Just as importantly for those who feel overawed or discouraged about difficulties in current disarmament efforts, it shows that we stand on the shoulders of human beings, rather than mythical giants.

John Borrie


Image by judy_breck retrieved from Flickr.

1 comments:

Anonymous said...

Bull was the first head of ACDRU. The CBW report was produced by ACDRU as a whole, not just Bull. The ACDRU report was one of the factors in the origin of the UK ideas for a separate Convention, but it was by no means the only one. In fact it is difficult to establish a direct correlation between the two. The first UK 1969 proposal did have a verification regime for investigations of alleged use (IAU), which at the end of the day the US didn't support once the Soviet Union decided in March 1971 to accept a separate ban on BW. The technical view at the time was that a ban on BW was unverifiable, not that there were overriding security/commercial concerns that got in the way.

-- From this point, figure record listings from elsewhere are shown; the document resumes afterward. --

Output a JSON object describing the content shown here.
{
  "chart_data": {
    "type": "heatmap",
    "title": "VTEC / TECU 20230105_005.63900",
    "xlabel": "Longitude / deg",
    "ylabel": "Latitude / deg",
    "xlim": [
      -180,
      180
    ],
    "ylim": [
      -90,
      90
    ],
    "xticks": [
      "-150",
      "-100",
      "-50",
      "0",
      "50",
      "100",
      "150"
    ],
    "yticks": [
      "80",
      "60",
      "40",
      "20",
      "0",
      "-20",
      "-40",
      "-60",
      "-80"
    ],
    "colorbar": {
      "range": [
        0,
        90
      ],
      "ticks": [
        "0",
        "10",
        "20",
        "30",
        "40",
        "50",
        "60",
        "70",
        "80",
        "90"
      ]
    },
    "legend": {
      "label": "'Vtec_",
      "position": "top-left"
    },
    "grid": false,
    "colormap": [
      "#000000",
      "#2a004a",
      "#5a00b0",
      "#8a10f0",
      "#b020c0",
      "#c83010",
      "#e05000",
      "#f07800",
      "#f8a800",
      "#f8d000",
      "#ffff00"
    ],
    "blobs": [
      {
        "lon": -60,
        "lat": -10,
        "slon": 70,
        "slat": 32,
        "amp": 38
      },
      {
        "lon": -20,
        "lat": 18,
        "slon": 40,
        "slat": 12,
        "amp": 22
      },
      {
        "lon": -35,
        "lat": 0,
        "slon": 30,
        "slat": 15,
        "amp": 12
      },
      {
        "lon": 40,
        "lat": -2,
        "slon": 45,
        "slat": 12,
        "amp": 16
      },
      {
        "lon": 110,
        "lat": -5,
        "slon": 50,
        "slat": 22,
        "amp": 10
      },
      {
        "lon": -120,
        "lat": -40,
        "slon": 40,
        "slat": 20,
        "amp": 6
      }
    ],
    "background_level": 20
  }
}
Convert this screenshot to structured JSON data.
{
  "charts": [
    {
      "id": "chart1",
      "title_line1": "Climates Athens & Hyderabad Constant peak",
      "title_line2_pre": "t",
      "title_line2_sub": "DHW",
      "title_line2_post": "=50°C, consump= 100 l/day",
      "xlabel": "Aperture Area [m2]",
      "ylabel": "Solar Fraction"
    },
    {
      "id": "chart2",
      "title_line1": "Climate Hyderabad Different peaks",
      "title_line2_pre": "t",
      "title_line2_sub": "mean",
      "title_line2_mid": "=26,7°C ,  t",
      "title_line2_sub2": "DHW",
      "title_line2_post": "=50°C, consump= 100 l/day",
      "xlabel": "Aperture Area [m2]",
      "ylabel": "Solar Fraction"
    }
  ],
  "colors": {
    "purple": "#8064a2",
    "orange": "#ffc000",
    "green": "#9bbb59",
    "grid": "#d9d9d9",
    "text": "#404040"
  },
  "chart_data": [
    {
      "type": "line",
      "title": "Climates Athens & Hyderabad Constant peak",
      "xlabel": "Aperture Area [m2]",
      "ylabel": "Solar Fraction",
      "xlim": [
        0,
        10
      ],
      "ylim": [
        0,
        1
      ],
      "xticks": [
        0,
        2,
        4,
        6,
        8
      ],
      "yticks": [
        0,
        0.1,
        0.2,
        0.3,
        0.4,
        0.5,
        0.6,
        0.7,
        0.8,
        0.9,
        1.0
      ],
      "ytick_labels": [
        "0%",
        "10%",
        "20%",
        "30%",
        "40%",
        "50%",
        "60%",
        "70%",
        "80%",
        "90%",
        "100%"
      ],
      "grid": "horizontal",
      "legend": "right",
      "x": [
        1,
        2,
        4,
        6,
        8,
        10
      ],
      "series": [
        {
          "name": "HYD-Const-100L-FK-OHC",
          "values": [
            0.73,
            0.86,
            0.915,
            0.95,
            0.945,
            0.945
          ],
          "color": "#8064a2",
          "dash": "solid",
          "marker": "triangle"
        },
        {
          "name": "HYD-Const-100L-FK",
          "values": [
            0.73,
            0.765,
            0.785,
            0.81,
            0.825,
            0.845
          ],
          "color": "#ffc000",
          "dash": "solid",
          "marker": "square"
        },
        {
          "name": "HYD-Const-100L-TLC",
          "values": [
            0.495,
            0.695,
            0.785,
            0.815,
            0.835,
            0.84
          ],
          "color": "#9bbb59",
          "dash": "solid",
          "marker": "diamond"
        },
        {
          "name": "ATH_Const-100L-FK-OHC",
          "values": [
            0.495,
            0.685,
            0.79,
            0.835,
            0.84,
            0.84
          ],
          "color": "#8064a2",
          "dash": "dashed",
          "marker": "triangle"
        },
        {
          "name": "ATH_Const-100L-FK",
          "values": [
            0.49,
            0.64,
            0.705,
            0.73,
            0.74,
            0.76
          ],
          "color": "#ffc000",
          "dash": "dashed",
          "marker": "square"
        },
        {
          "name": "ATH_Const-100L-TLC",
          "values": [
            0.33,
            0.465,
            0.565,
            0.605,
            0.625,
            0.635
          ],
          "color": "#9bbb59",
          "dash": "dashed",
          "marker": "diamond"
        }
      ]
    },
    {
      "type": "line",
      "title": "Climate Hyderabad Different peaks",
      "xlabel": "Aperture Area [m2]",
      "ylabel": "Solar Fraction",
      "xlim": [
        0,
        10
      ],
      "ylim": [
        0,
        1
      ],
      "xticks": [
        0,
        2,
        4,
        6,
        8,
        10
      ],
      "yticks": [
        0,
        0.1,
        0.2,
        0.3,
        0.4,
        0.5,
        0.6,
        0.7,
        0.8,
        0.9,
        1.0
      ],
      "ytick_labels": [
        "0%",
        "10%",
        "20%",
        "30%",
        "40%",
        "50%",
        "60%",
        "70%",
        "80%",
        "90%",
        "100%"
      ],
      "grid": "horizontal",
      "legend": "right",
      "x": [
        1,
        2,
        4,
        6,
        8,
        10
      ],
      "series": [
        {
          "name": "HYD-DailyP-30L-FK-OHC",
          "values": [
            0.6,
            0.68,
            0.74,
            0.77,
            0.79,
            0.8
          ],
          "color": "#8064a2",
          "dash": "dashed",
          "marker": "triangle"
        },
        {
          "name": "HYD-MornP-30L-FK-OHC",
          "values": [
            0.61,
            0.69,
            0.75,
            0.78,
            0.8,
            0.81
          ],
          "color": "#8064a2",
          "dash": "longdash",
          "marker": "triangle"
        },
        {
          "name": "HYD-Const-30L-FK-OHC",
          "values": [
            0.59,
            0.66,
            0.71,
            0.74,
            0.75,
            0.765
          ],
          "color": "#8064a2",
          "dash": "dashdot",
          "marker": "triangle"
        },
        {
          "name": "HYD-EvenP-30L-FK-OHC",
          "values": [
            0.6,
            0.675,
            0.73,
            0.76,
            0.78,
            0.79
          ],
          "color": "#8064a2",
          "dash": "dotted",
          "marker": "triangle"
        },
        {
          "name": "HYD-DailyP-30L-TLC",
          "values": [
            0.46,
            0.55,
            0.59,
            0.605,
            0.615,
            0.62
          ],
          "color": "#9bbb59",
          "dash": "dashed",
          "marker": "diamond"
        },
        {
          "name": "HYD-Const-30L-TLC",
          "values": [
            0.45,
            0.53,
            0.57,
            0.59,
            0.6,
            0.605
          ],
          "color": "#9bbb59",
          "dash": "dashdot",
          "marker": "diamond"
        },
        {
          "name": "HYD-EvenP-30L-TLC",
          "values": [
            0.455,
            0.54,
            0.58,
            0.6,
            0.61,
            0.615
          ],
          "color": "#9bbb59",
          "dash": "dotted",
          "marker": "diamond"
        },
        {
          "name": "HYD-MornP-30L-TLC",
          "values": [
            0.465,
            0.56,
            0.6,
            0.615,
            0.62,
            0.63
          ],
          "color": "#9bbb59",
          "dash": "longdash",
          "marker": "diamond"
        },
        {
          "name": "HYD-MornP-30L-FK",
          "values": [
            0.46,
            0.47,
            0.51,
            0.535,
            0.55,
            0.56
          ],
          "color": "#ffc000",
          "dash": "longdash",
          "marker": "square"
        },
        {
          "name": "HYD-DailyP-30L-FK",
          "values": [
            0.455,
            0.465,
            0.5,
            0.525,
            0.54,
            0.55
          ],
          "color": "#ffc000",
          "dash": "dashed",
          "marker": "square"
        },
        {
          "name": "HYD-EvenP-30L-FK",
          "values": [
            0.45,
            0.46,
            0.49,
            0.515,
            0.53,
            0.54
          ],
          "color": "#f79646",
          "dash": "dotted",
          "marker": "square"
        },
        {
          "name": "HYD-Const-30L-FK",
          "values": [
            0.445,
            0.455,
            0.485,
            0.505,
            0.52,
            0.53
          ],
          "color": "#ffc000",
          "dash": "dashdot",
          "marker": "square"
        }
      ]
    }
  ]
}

IAU was seen as the best alternative and something that could be done. It was recognised that on-site inspection simply wasn't feasible politically: at that time the Soviet Union and its allies were against the sorts of intrusion that would be necessary. We should recall too that the Russians were also opposed to even OSIs for CTBT verification, having withdrawn in 1963 their earlier support for a quota of three OSIs for a CTBT. The UK BW initiative was driven largely by the need to make progress on disarmament after conclusion of the NPT. The UK fought to the end to retain an effective IAU mechanism in the draft BTWC.

Decisions about the BWC were quite independent of the UK nuclear weapons programme - the plans for the Polaris and WE177 force had largely been decided well before 1968 e.g. orders for the WE177B were placed in 1962. The only slight connection came when MOD became worried that a UK pursuit of a separate BW treaty in face of known US nervousness might impact adversely on the contemporary UK attempts to secure US assistance for the Polaris Improvement Programme. This is no where stated explicitly in MOD, FCO, PREM or Cabinet Office files on BW; there is one comment from Healy that makes sense if the reader is aware of the other much more closely held papers at the time on Polaris modernisation. These are also available The National Archives, Kew."